In 2020, I made the decision to emigrate to Russia. But why Russia in particular? In this first article of the “West-Eastern Divan”, I tell you what my love of Russia is all about…

Of world clocks, parallel universes and strange letters

In a way, I grew up in the periodicals section of the library of the HWWA, the Hamburg World Economic Archives. Actually, the whole HWWA was my second home. First of all, there was the world clock, with its sleek 1960s design: isn’t it fantastic that at this very time, at the other end of the globe, a completely different person is living in a completely different world and knows nothing about what is happening here? Where it is not even day, but deep night? And that every single person in every single place in this world is aware of this! This world clock, it is fair to say, symbolized the diversity of this world to me in the most vivid way … and that we all live in parallel universes, so to speak.
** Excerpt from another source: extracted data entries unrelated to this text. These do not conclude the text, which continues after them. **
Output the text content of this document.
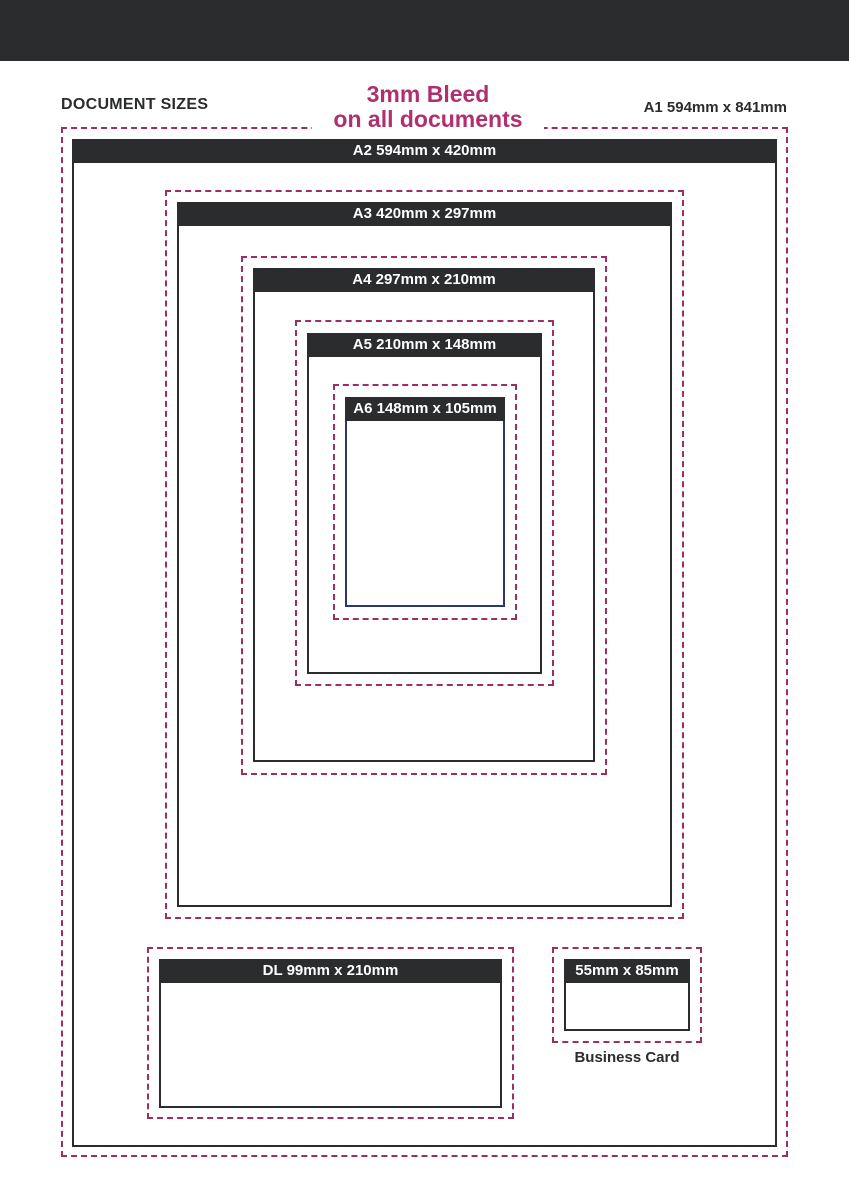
DOCUMENT SIZES	A1 594mm x 841mm
3mm Bleed
on all documents
A2 594mm x 420mm
A3 420mm x 297mm
A4 297mm x 210mm
A5 210mm x 148mm
A6 148mm x 105mm
DL 99mm x 210mm	55mm x 85mm
Business Card
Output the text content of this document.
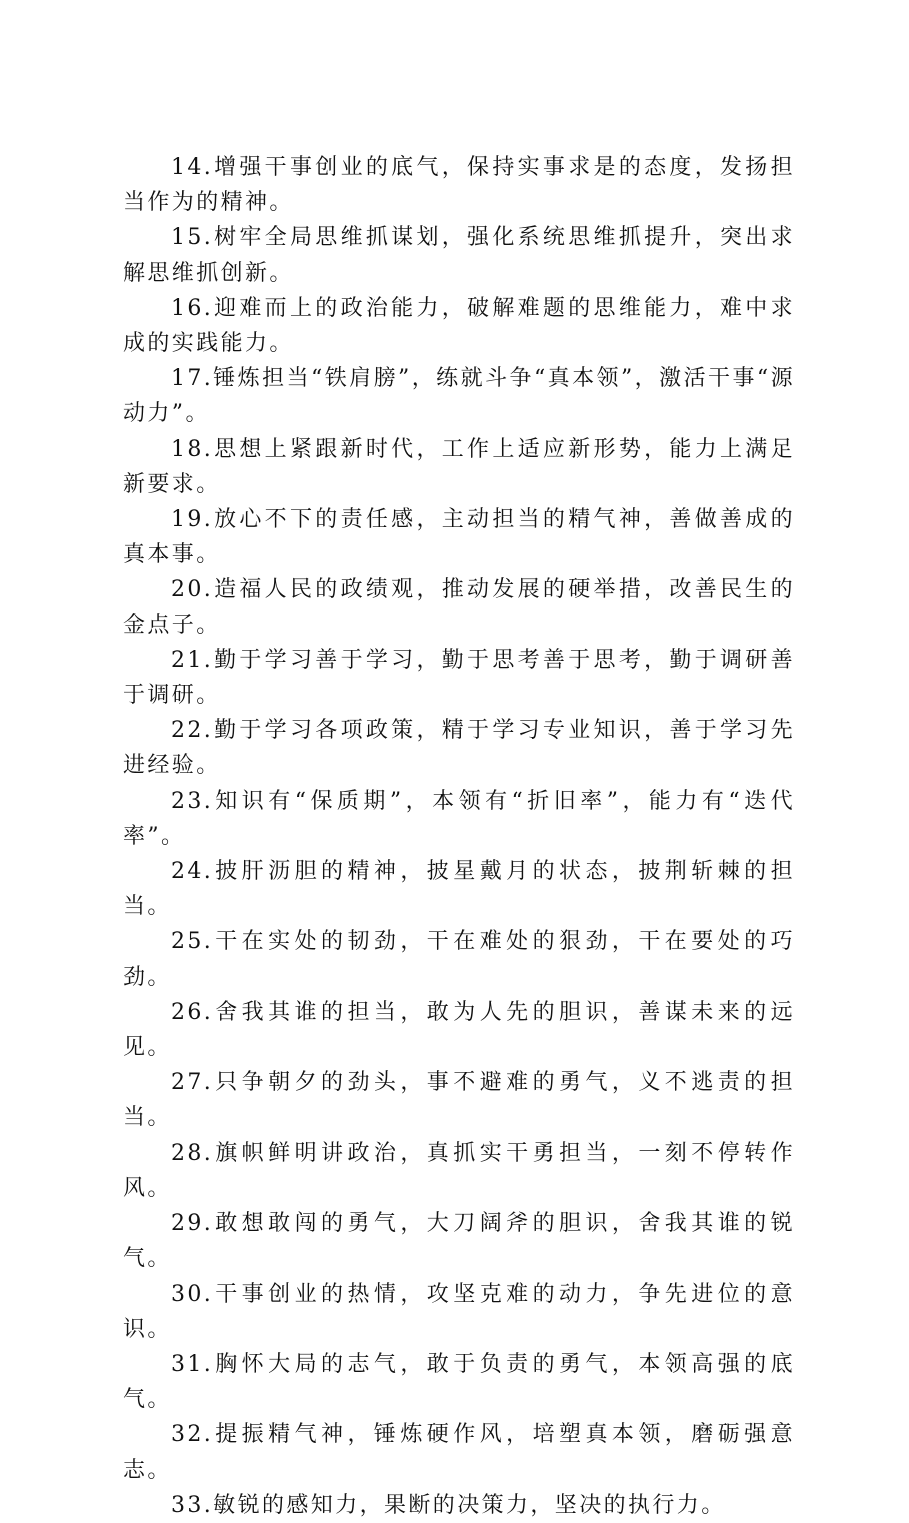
14.增强干事创业的底气，保持实事求是的态度，发扬担当作为的精神。

15.树牢全局思维抓谋划，强化系统思维抓提升，突出求解思维抓创新。

16.迎难而上的政治能力，破解难题的思维能力，难中求成的实践能力。

17.锤炼担当“铁肩膀”，练就斗争“真本领”，激活干事“源动力”。

18.思想上紧跟新时代，工作上适应新形势，能力上满足新要求。

19.放心不下的责任感，主动担当的精气神，善做善成的真本事。

20.造福人民的政绩观，推动发展的硬举措，改善民生的金点子。

21.勤于学习善于学习，勤于思考善于思考，勤于调研善于调研。

22.勤于学习各项政策，精于学习专业知识，善于学习先进经验。

23.知识有“保质期”，本领有“折旧率”，能力有“迭代率”。

24.披肝沥胆的精神，披星戴月的状态，披荆斩棘的担当。

25.干在实处的韧劲，干在难处的狠劲，干在要处的巧劲。

26.舍我其谁的担当，敢为人先的胆识，善谋未来的远见。

27.只争朝夕的劲头，事不避难的勇气，义不逃责的担当。

28.旗帜鲜明讲政治，真抓实干勇担当，一刻不停转作风。

29.敢想敢闯的勇气，大刀阔斧的胆识，舍我其谁的锐气。

30.干事创业的热情，攻坚克难的动力，争先进位的意识。

31.胸怀大局的志气，敢于负责的勇气，本领高强的底气。

32.提振精气神，锤炼硬作风，培塑真本领，磨砺强意志。

33.敏锐的感知力，果断的决策力，坚决的执行力。
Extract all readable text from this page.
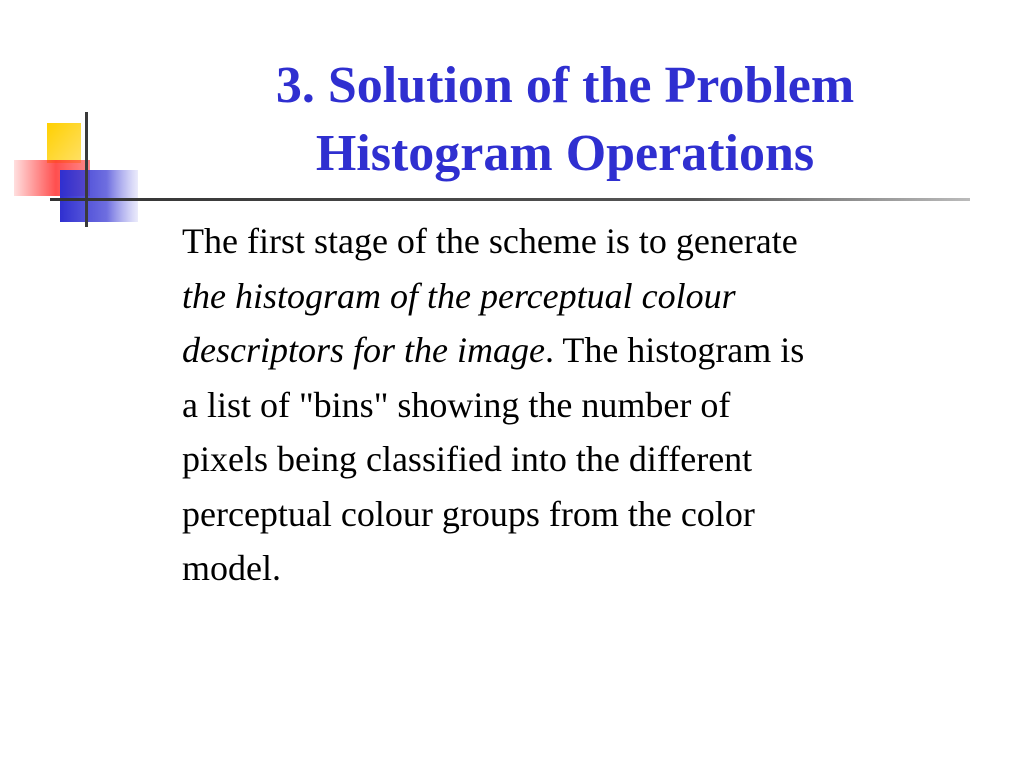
3. Solution of the Problem
Histogram Operations
The first stage of the scheme is to generate
the histogram of the perceptual colour
descriptors for the image. The histogram is
a list of "bins" showing the number of
pixels being classified into the different
perceptual colour groups from the color
model.
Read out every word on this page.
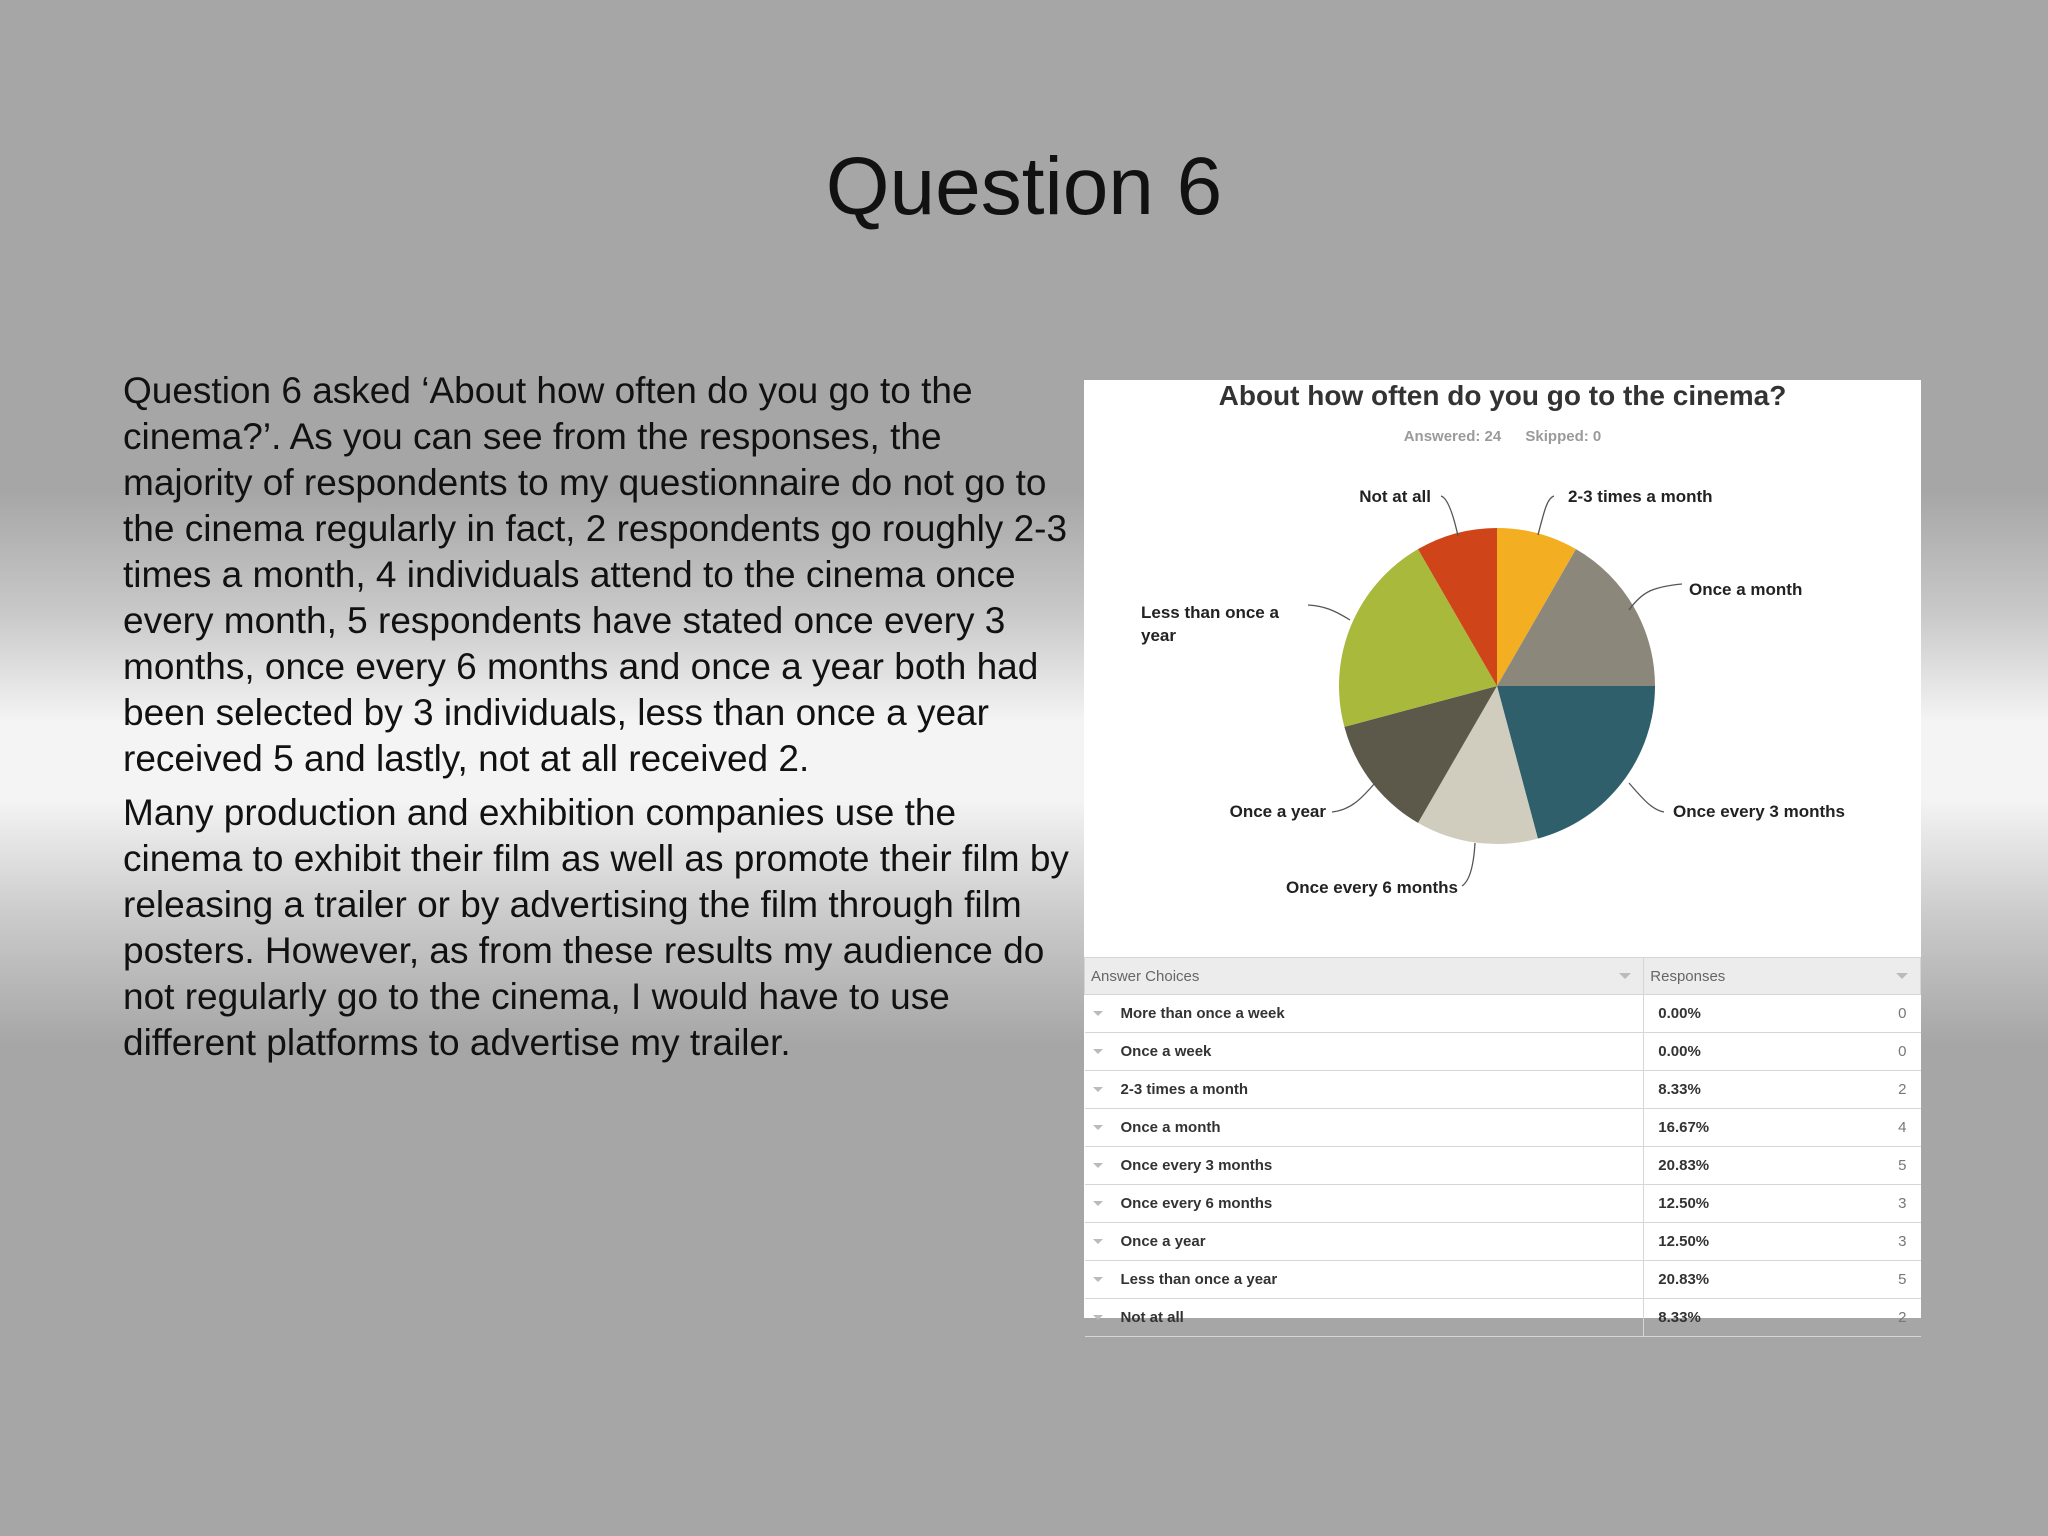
Question 6

Question 6 asked ‘About how often do you go to the cinema?’. As you can see from the responses, the majority of respondents to my questionnaire do not go to the cinema regularly in fact, 2 respondents go roughly 2-3 times a month, 4 individuals attend to the cinema once every month, 5 respondents have stated once every 3 months, once every 6 months and once a year both had been selected by 3 individuals, less than once a year received 5 and lastly, not at all received 2.

Many production and exhibition companies use the cinema to exhibit their film as well as promote their film by releasing a trailer or by advertising the film through film posters. However, as from these results my audience do not regularly go to the cinema, I would have to use different platforms to advertise my trailer.

2-3 times a month
Once a month
Once every 3 months
Once every 6 months
Once a year
Less than once a
year
Not at all
About how often do you go to the cinema?
Answered: 24 Skipped: 0
Answer Choices	Responses	

More than once a week	0.00%	0
Once a week	0.00%	0
2-3 times a month	8.33%	2
Once a month	16.67%	4
Once every 3 months	20.83%	5
Once every 6 months	12.50%	3
Once a year	12.50%	3
Less than once a year	20.83%	5
Not at all	8.33%	2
From the entrance to the right were the paternosters, in which you never went overhead after all; then there was the drinks machine on the first floor at the foot of the stairs, which spit out a cocoa that was almost fantastic for the childish tongue; the nice gentleman at the entrance to the library, who always left me the remains of the material he used to bind the books; Mr. B. at the circulation desk, who was a bit scary and who always called me Julchen; the corpulent Mrs. K. with the blond curls and Mrs. J., who was very, very thin and who you had to ask if you wanted the International Financial Statistics.

Then there was the section – which was a very big adventure – where you could get to via a small staircase at the end of the library hall, where you could get newspaper cuttings from all over the world on certain topics glued onto A4 paper.

Foto: Statue of Vladimir the Great, Moscow. © Ann-Kristin Iwersen 2017.